Despite the fact that good oral health is essential for the overall health of both mother and child, only a small percentage of women visit a dentist during pregnancy. Nowadays, the dental care during pregnancy is not only safe and effective, it is essential for combating various oral diseases and for treating the common dental issues during pregnancy.
You should continue to see your dentist during pregnancy for oral examinations and professional teeth cleaning. Tell your dentist that you are pregnant and about any changes you have noticed in your oral health. Also, let your dentist know about any medications or supplements you are taking.
It is best to schedule your dental visit during the fourth to sixth month of your pregnancy. This is because the first three months of pregnancy are thought to be of greatest importance in your child’s development.
During the last trimester, stresses associated with dental visits can increase the incidence of prenatal complications, sitting for long periods of time in the dental chair can become uncomfortable and some pregnant women are more prone to gagging.
X-Rays may be needed for your treatment. To minimize the exposure, the dentist will cover your abdomen with a protective apron and place a thyroid collar over your throat.
Reports show that the most common oral disease is gingivitis, which is a build-up of plaque that causes inflammation of the gums. This should be treated with a professional cleaning and proper tooth brushing and flossing. Untreated, the gingivitis can lead to periodontitis, a serious form of gum disease. Also, untreated dental disease can lead to pain, infections and unnecessary exposure to medications, any of which could harm the developing foetus.
Growing evidence suggests a link between gum disease and premature, underweight births. A baby may be born too early and too small. It seems that gum disease triggers increased levels of biological fluids that induce labour.
Poor oral health also can affect the nutritional intake of expectant mothers, which is essential for foetal growth and survival.
The hormonal fluctuations that result from pregnancy can produce benign pregnancy lumps in the mouth. These lumps usually appear after the first trimester and typically go away after delivery. However, surgical removal may be required when these lumps bleed, interfere with eating or do not resolve after delivery.
During examination, the dentist may find dental erosion, due to increased acid in the mouth following morning sickness. The pregnant women should rinse the mouth with water or a mixture of a teaspoon of baking soda dissolved in a cup of water. The teeth should be brushed only after the mouth has been rinsed and the acid has been neutralized to prevent further damage to the enamel.

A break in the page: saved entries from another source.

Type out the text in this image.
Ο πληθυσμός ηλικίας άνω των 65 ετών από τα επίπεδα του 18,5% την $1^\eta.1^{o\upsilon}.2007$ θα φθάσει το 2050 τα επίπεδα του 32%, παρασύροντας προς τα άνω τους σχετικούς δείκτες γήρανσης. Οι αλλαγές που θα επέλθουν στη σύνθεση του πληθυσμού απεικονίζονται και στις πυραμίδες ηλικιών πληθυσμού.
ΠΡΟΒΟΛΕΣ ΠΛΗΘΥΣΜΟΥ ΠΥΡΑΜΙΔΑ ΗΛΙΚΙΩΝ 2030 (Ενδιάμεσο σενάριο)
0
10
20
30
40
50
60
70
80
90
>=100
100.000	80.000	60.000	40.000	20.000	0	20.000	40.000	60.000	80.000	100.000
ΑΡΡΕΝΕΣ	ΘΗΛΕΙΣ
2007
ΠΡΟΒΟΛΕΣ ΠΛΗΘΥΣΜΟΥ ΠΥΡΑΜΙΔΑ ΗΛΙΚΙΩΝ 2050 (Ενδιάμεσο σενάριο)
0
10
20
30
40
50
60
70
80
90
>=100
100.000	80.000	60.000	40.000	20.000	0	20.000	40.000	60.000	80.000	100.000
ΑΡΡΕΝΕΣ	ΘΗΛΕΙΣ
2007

Good daily care is very important for your oral health. To prevent caries and gum disease, brush your teeth twice a day with fluoride toothpaste to remove plaque. Also, clean between your teeth daily with floss or another interdental cleaner. When choosing oral care products, look for those that have met ADA criteria for safety and effectiveness.
Of course, quitting smoking, having a balanced diet and reducing the intake on sugary foods and drinks will help you maintaining a good oral health.
Oral health assessment and treatment should be an essential part of prenatal care, allowing the patient to receive professional advice regarding a proper oral hygiene and infant oral health care.